Mitigation Strategy: We have invested more than Rs 150 crore in last five years in setting up and modernizing our technology. Further we are investing in developing or expertise through material science in meeting the challenging and changing customer requirements.
Company is now evaluating to implant mechanism to comment shop floor productivity and operational effectiveness through Artificial Intelligence and Data analytics.
Human Resource Capital
We believe that people work best when there is a foundation of trust.
Human Capital is the most crucial asset of any company and no organization A cannot sustain without wholehearted peoples participation. We at Sanghvi have continued to invest in developing our teams to enhance their efficiency and with strong focus on developing skills and capabilities of our employees. Employee motivation is one of our key HR focus areas, where we regularly conduct workshops and training sessions for the overall holistic development of our people.
Companys headcount stood at 225 as on March 31, 2019 and the average age of employees was 30 which is an indicator that our resource pool is young and dynamic and capable of adapting itself in the ever-changing environment. The Company is focused on creating a competitive but cordial working environment for the development of a talented and loyal workforce.

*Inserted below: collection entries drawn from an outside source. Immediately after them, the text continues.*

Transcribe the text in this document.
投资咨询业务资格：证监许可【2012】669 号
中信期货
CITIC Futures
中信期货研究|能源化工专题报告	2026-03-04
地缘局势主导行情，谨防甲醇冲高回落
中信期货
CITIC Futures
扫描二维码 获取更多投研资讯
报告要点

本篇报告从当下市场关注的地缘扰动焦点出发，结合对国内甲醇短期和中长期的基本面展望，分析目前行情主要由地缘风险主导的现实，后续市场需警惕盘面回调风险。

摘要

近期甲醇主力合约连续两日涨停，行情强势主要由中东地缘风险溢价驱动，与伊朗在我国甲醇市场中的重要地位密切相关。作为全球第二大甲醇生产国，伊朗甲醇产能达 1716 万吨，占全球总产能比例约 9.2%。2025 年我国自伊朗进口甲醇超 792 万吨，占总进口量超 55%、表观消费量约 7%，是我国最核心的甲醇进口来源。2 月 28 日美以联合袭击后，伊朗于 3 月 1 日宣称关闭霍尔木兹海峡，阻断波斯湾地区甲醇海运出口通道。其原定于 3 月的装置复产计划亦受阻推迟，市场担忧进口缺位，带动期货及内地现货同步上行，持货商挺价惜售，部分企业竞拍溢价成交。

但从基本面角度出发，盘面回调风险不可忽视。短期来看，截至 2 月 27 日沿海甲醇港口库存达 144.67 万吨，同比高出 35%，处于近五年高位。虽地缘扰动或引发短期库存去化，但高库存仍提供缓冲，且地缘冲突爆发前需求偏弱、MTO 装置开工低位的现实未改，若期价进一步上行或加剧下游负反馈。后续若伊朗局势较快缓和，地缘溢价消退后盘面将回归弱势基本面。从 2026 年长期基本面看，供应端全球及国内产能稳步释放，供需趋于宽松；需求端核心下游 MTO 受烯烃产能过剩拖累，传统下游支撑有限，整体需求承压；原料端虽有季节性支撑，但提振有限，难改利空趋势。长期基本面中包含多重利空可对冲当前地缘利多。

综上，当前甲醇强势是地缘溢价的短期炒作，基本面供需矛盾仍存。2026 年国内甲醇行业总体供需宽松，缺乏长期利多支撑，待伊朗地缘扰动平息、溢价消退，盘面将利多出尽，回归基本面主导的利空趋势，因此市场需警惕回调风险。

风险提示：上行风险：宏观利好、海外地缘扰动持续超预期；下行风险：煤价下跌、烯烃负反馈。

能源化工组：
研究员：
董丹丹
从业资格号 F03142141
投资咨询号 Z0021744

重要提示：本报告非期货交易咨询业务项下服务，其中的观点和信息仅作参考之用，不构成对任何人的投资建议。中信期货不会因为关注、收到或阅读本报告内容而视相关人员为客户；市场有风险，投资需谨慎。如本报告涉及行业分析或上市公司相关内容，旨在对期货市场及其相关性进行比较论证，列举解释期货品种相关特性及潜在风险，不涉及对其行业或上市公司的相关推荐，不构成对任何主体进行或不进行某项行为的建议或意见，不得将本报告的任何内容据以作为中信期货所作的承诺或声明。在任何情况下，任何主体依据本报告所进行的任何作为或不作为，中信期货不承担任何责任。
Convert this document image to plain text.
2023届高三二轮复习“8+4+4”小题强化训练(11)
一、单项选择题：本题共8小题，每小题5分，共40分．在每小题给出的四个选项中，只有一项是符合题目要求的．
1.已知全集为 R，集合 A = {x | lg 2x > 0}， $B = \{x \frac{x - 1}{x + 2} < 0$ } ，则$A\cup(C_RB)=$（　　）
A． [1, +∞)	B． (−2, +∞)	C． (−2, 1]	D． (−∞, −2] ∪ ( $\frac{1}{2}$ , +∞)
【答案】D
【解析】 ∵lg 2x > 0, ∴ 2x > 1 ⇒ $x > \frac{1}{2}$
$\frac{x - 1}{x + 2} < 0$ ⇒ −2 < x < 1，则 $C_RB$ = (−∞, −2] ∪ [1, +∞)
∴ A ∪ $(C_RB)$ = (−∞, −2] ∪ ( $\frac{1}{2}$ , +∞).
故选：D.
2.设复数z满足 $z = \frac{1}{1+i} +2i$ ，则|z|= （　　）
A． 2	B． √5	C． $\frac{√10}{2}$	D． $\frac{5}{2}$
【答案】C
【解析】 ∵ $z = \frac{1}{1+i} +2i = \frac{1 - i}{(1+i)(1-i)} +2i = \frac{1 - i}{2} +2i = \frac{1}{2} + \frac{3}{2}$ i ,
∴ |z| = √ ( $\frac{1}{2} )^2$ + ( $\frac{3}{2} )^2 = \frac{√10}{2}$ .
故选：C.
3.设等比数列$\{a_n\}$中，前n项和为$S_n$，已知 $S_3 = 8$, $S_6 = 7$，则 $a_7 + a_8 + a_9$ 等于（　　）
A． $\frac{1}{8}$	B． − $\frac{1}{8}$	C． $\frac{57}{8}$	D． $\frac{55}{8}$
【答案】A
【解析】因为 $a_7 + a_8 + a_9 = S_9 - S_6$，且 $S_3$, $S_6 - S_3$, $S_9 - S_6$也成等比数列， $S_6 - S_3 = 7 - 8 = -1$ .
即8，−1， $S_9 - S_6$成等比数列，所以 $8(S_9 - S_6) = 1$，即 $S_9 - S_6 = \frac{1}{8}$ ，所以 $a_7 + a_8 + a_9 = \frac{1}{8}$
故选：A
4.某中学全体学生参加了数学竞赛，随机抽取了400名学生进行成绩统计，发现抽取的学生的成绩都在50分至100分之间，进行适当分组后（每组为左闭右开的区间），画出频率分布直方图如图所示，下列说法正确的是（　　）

Internal Control Systems and their Adequacy
"The Company has, since inception, laid down a system of internal control which is commensurate with the size and nature of the business. Adequate and effective checks are in place to ensure that financial data is accurate and reliable. The internal control systems also ensure that the assets and interest of the Company are well protected. The internal audit is carried out throughout the year based on a systematic procedure covering all functions and aspects of the business. The internal audit reports are reviewed by the senior management and are placed before the audit committee of the Board of Directors along with actions taken. The audit committee undertakes a detailed review of the audit observations and actions to ensure that the internal audit system is effectively functioning. The recommended actions by audit are monitored and improvements are implemented which are regularly reviewed by the senior management. The IT system of the Company is based on a robust ERP system SAP ECC 6.0 which was implemented in 2008 for ensuring seamless connectivity of plants, sales offices and head office for better control facilitating faster and more reliable processing of transactions as well as generating accurate reports for faster decision-making. The Company also has a strong control system and management reporting system which serves as the backbone of the monitoring system of operations to ensure that business results are achieved and continuous improvement projects are undertaken".